Treponema Pallidum
Treponema Pallidum
Subjects: Bacteriology · Systems: Microbiology · Tags: Microbiology
The story of syphillis
Treponema pallidum is a delicate spirochete - a think, corkscrew-shaped bacterium, that moves witha twisting motion thanks to periplasmic flagella (called axial filaments). This unusual motility is not just a curiosity: it allows the organism to burrow through mucous membranes and into tissues, spreading widely very early in infection. Because it is so thin, it cannot be seen with a normal Gram stain or light microscopy, which is why dark-field microscopy, or silver staining is used. It also cannot be cultured in standard media, making serologic testing the mainstay of diagnosis.
When the bacterium first enters the body, usually through sexual contact, it slips through microscopic abrasons in the mucosa or skin. Within weeks, it produces the hallmark lesion of primary syphillis: the chancre. This lesion is a firm, painless ulcer with a clean base. It may look harmless and disappears on its own within weeks, but this is deceptive. Even while the chancre is healing, the spirochete has already spread through blood and lymphatics. Patients are highly infections during this stage. Regional lymph nodes are often enlarged, but like tha chancre, they are not tender, a feature that helps distinguish this from other genital ulcers.
If untreated, the infection progresses into secondary syphillis a few weeks later. This is when dissemination becomes obvious. The rash of secondary syphillis is classically widespread and involves the palms and soles, which is unusual and therefore memorable. Mosit, wart-like lesions called condylomata lata may form in skin folds and are packed with spiorchetes, making them very contagious. Fever, malaise, sore throuat, and generalized lymphadenopathy reflect the systemic nature of the infection. Like the chancre, these lesions resovle without treatment, leading into a quiet phase: latency.
Latency can last for years. In the early latent phase (first yera), relapses of secondary disease may occur, and patients remain infectious. Later on, patients become late latent and usually show no symptoms, though the infection still smolders in their tissues. For some, this marks the end of the story. But for about a third of untreated patients, syphillis resurfaces decades later as tertiary disease, which is devastating.
Tertiary syphillis manifests in three ways. First, there are gummas, which are granulomatous, destructive lesions that can erode skin, bone, or organs. Secon, the cardiovascular form results from endartertits of the vasa vasorum. Their obliteration weakens the wals of the ascending aorta, producing aneurysms with a characteristic “tree-bark” appearance. Finally, there is neurosyphillis, which can occur early or late. In its late form, it produces tabes dorsalis - deneration of the dorsal columns leading to sensory ataxia, lightining-like pains, and Charcot joints. Another late manifestation is general paresis, with progressive dementia and psychiatric changes.

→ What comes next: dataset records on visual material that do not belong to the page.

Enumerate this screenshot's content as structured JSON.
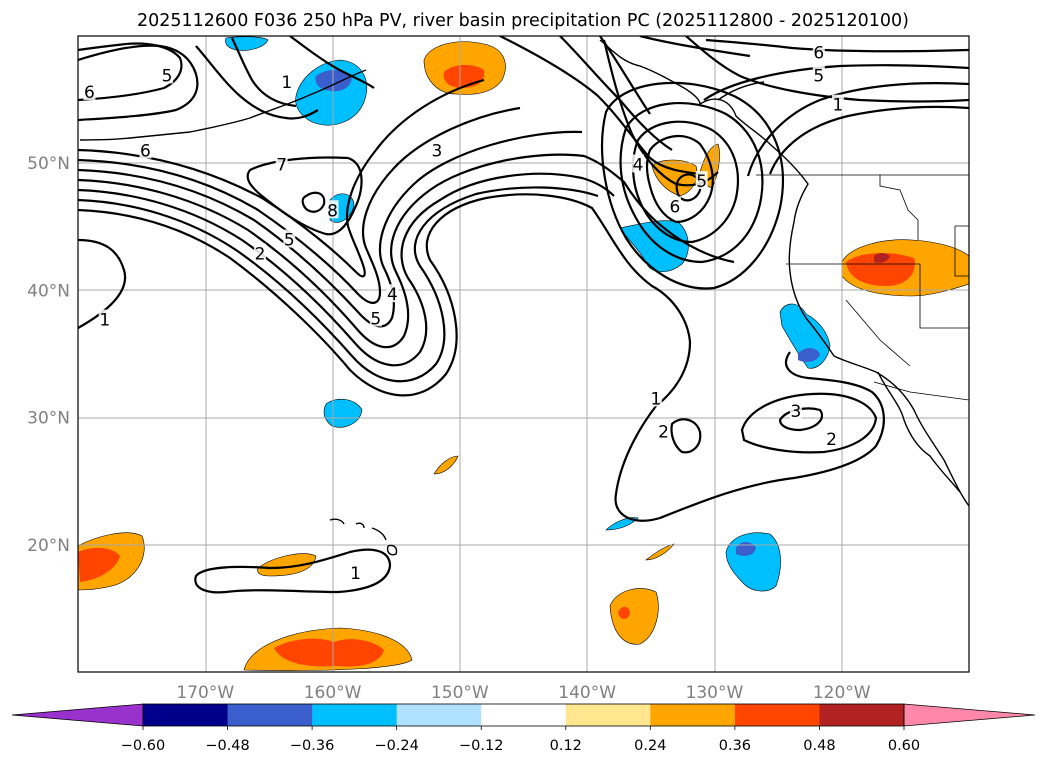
{
  "chart_data": {
    "type": "contour",
    "title": "2025112600 F036 250 hPa PV, river basin precipitation PC (2025112800 - 2025120100)",
    "map_extent": {
      "lon_range": [
        -180,
        -110
      ],
      "lat_range": [
        10,
        60
      ]
    },
    "x_ticks": [
      {
        "lon": -170,
        "label": "170°W"
      },
      {
        "lon": -160,
        "label": "160°W"
      },
      {
        "lon": -150,
        "label": "150°W"
      },
      {
        "lon": -140,
        "label": "140°W"
      },
      {
        "lon": -130,
        "label": "130°W"
      },
      {
        "lon": -120,
        "label": "120°W"
      }
    ],
    "y_ticks": [
      {
        "lat": 20,
        "label": "20°N"
      },
      {
        "lat": 30,
        "label": "30°N"
      },
      {
        "lat": 40,
        "label": "40°N"
      },
      {
        "lat": 50,
        "label": "50°N"
      }
    ],
    "colorbar": {
      "extend": "both",
      "boundaries": [
        -0.6,
        -0.48,
        -0.36,
        -0.24,
        -0.12,
        0.12,
        0.24,
        0.36,
        0.48,
        0.6
      ],
      "tick_labels": [
        "−0.60",
        "−0.48",
        "−0.36",
        "−0.24",
        "−0.12",
        "0.12",
        "0.24",
        "0.36",
        "0.48",
        "0.60"
      ],
      "colors": [
        "#9932cc",
        "#00008b",
        "#3a5fcd",
        "#00bfff",
        "#b0e2ff",
        "#ffffff",
        "#ffe68f",
        "#ffa500",
        "#ff4500",
        "#b22222",
        "#ff88aa"
      ]
    },
    "pv_contour_labels": [
      {
        "text": "5",
        "lon": -173.0,
        "lat": 56.9
      },
      {
        "text": "6",
        "lon": -179.1,
        "lat": 55.6
      },
      {
        "text": "6",
        "lon": -174.7,
        "lat": 51.0
      },
      {
        "text": "7",
        "lon": -164.0,
        "lat": 49.9
      },
      {
        "text": "8",
        "lon": -160.0,
        "lat": 46.3
      },
      {
        "text": "5",
        "lon": -163.4,
        "lat": 44.0
      },
      {
        "text": "2",
        "lon": -165.7,
        "lat": 42.9
      },
      {
        "text": "1",
        "lon": -177.9,
        "lat": 37.7
      },
      {
        "text": "3",
        "lon": -151.8,
        "lat": 51.0
      },
      {
        "text": "4",
        "lon": -155.3,
        "lat": 39.7
      },
      {
        "text": "5",
        "lon": -156.6,
        "lat": 37.8
      },
      {
        "text": "4",
        "lon": -136.0,
        "lat": 49.9
      },
      {
        "text": "6",
        "lon": -133.1,
        "lat": 46.6
      },
      {
        "text": "5",
        "lon": -131.0,
        "lat": 48.6
      },
      {
        "text": "6",
        "lon": -121.8,
        "lat": 58.7
      },
      {
        "text": "5",
        "lon": -121.8,
        "lat": 56.9
      },
      {
        "text": "1",
        "lon": -120.3,
        "lat": 54.6
      },
      {
        "text": "1",
        "lon": -163.6,
        "lat": 56.4
      },
      {
        "text": "1",
        "lon": -134.6,
        "lat": 31.5
      },
      {
        "text": "2",
        "lon": -134.0,
        "lat": 28.9
      },
      {
        "text": "3",
        "lon": -123.6,
        "lat": 30.5
      },
      {
        "text": "2",
        "lon": -120.8,
        "lat": 28.3
      },
      {
        "text": "1",
        "lon": -158.2,
        "lat": 17.8
      }
    ]
  }
}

The famous Argyll Robertson pupil, which accommodates but does not react to light, is a striking clue to neurosyphillis.
Syphilis can also pass from mother to child as congenital syphilis. Early manifestations in infants include “snuffles” (a bloody nasal discharge filled with spirochetes, rash, hepatosplenomegaly, and anemia. LAter, if untreated, children may develop the classic stigmata: Hutchingson teeth (small, notched incisors), saddle nose, saber shins, and sensorineural deafness.
Since T. pallidum cannot be cultured, we rely on indirect evidence for diagnisis. The first step is usually a nontreponemal test such as VDRL or RPR, which detect antibodies against cardiolipin. These tests are sensitive and cheap but not specific - they can be positive in conditions ranging from lupus to viral infecitions. Because of that, a treponemal test is used to confirm the diagnosis. Treponema tests detect antibodies agains the actual bacterium and usually remain positive for life, even after treatment. NOntreponemal test tiers, on the other hand, fall after therapy and are therefore useful for monitoring
Treatment is simple in principle: penicillin G cures syphilis at all stages. For early disease, a single intramuscular dose suffices. For late latent or tertiary syphilis, weekly injections are given for three weeks. Neurosyphilis requires intravenous therapy for longer courses. IMportantly, in pregnant women, penicillin is the only acceptable therapy. If they are allergic, they must go desensitization, because no alternative reliably prevents congenital syphilis.
Finally, one important clinical phenomenon is the Jarisch-Herxheimer reaction, a transient fever and flu like illness that occurs within hours of starting treatment. THis is not an allergy, but rather the body’s inflammatory response to the sudden release of treponemal antigens as the organisms die. , It is self-limiting but can alarm patients if not anticipated.
Disclaimer: For education only. Not medical advice; always follow your institution's guidance.